Cretella finished his portion by inviting viewers to submit their geometries to ProtoLabs for a quote. “We've seen a lot of different parts,” he said. “We have a lot of experience and can create a solution that could get you a part that's going to be really beneficial.”
Ewald pivoted the discussion to some scenarios where it might make sense to incorporate multijet fusion into manufacturing processes. He spoke of using additive manufacturing as bridge production to meet time-to-market goals. “Lost time to market will end ultimately lead to lost sales,” he said. “So, when we talk about using additive manufacturing to stay on schedule, it doesn’t even have to accelerate the schedule, but just to stay on until you have a stable design that will enable you to start production early and then change over to a lower-cost traditional tool later on,” he said.

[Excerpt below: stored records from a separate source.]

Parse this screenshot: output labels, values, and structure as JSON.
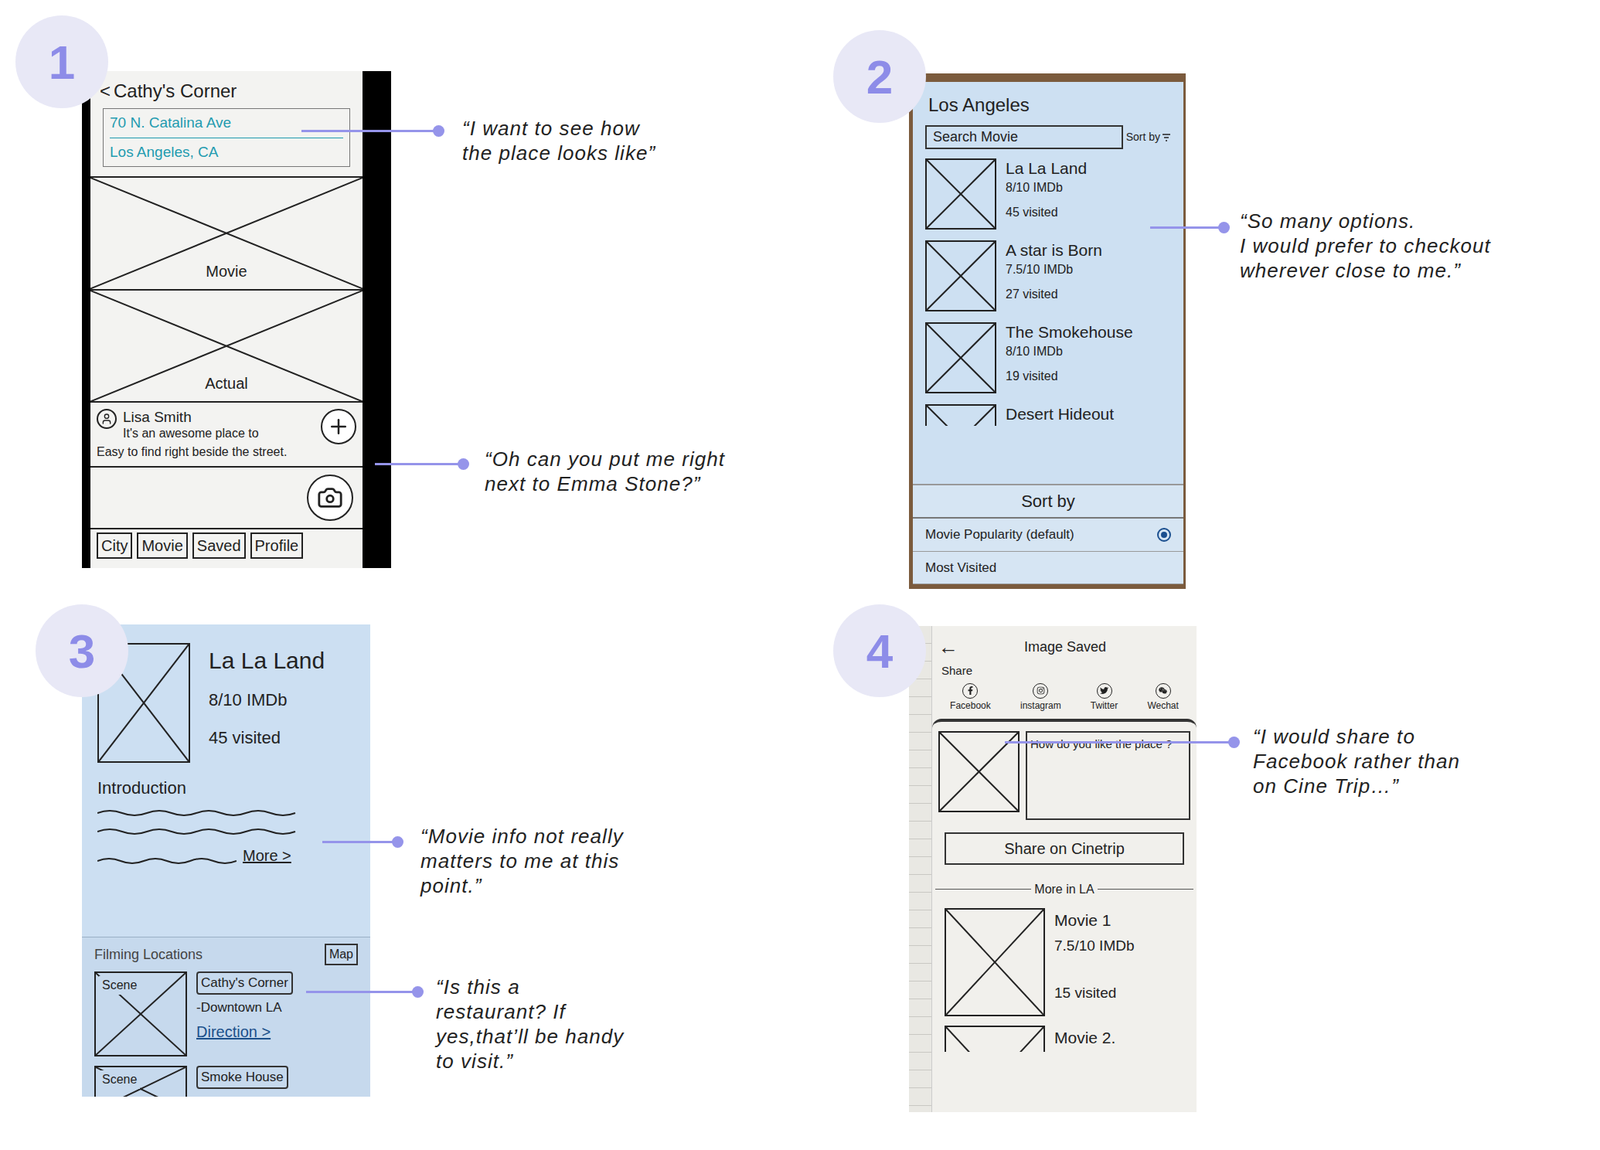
{
  "panels": [
    {
      "number": "1",
      "callouts": [
        {
          "lines": [
            "“I want to see how",
            "the place looks like”"
          ]
        },
        {
          "lines": [
            "“Oh can you put me right",
            "next to Emma Stone?”"
          ]
        }
      ],
      "screen": {
        "back": "<",
        "title": "Cathy's Corner",
        "address": [
          "70 N. Catalina Ave",
          "Los Angeles, CA"
        ],
        "images": [
          "Movie",
          "Actual"
        ],
        "review": {
          "name": "Lisa Smith",
          "line1": "It's an awesome place to",
          "line2": "Easy to find right beside the street."
        },
        "nav": [
          {
            "label": "City",
            "selected": false
          },
          {
            "label": "Movie",
            "selected": false
          },
          {
            "label": "Saved",
            "selected": false
          },
          {
            "label": "Profile",
            "selected": false
          }
        ]
      }
    },
    {
      "number": "2",
      "callouts": [
        {
          "lines": [
            "“So many options.",
            "I would prefer to checkout",
            "wherever close to me.”"
          ]
        }
      ],
      "screen": {
        "title": "Los Angeles",
        "search": {
          "placeholder": "Search Movie"
        },
        "sort": "Sort by",
        "movies": [
          {
            "title": "La La Land",
            "rating": "8/10 IMDb",
            "visited": "45 visited"
          },
          {
            "title": "A star is Born",
            "rating": "7.5/10 IMDb",
            "visited": "27 visited"
          },
          {
            "title": "The Smokehouse",
            "rating": "8/10 IMDb",
            "visited": "19 visited"
          }
        ],
        "partial_movie": "Desert Hideout",
        "sheet": {
          "title": "Sort by",
          "options": [
            {
              "label": "Movie Popularity (default)",
              "selected": true
            },
            {
              "label": "Most Visited",
              "selected": false
            }
          ]
        }
      }
    },
    {
      "number": "3",
      "callouts": [
        {
          "lines": [
            "“Movie info not really",
            "matters to me at this",
            "point.”"
          ]
        },
        {
          "lines": [
            "“Is this a",
            "restaurant? If",
            "yes,that’ll be handy",
            "to visit.”"
          ]
        }
      ],
      "screen": {
        "title": "La La Land",
        "rating": "8/10 IMDb",
        "visited": "45 visited",
        "intro": "Introduction",
        "more": "More >",
        "section": "Filming Locations",
        "map": "Map",
        "location": {
          "scene": "Scene",
          "name": "Cathy's Corner",
          "area": "-Downtown LA",
          "direction": "Direction >"
        },
        "next_location": {
          "scene": "Scene",
          "name": "Smoke House"
        }
      }
    },
    {
      "number": "4",
      "callouts": [
        {
          "lines": [
            "“I would share to",
            "Facebook rather than",
            "on Cine Trip…”"
          ]
        }
      ],
      "screen": {
        "back": "←",
        "title": "Image Saved",
        "share": "Share",
        "networks": [
          "Facebook",
          "instagram",
          "Twitter",
          "Wechat"
        ],
        "prompt": "How do you like the place ?",
        "button": "Share on Cinetrip",
        "section": "More in LA",
        "movie": {
          "title": "Movie 1",
          "rating": "7.5/10 IMDb",
          "visited": "15 visited"
        },
        "partial_movie": "Movie 2."
      }
    }
  ]
}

He also spoke of bridge manufacturing for times of uncertainty. “Uncertainty comes in many flavors,” he said. “It could be that it's financial uncertainty. You don't want to spend the money on the tooling this quarter and you want to wait, there's some decision that you trigger there and additive manufacturing offers a great delay here.”
Another uncertainty he mentioned could be an unstable forecast. “You're launching a fairly new product, and you don't know what the demand will be,” Ewald explained, noting that delaying investing in tooling can be an advantage.
Ewald stressed that he doesn’t consider 3D printing to be competitive with injection molding or traditional processes; rather, it is complementary. “There are things it can fundamentally do that others can't, and that other technologies can,” he said. “By integrating it into the product life cycle, you can get better results. Through utilizing hybrid push-pull, supply chain, and other sort of other strategies, you can create a package that makes sense to integrate into your production,” he concluded.
"Tips and Tricks to Leverage Multi Jet Fusion in Your Product Development Cycle" was held June 15 and is available on demand for 30 days.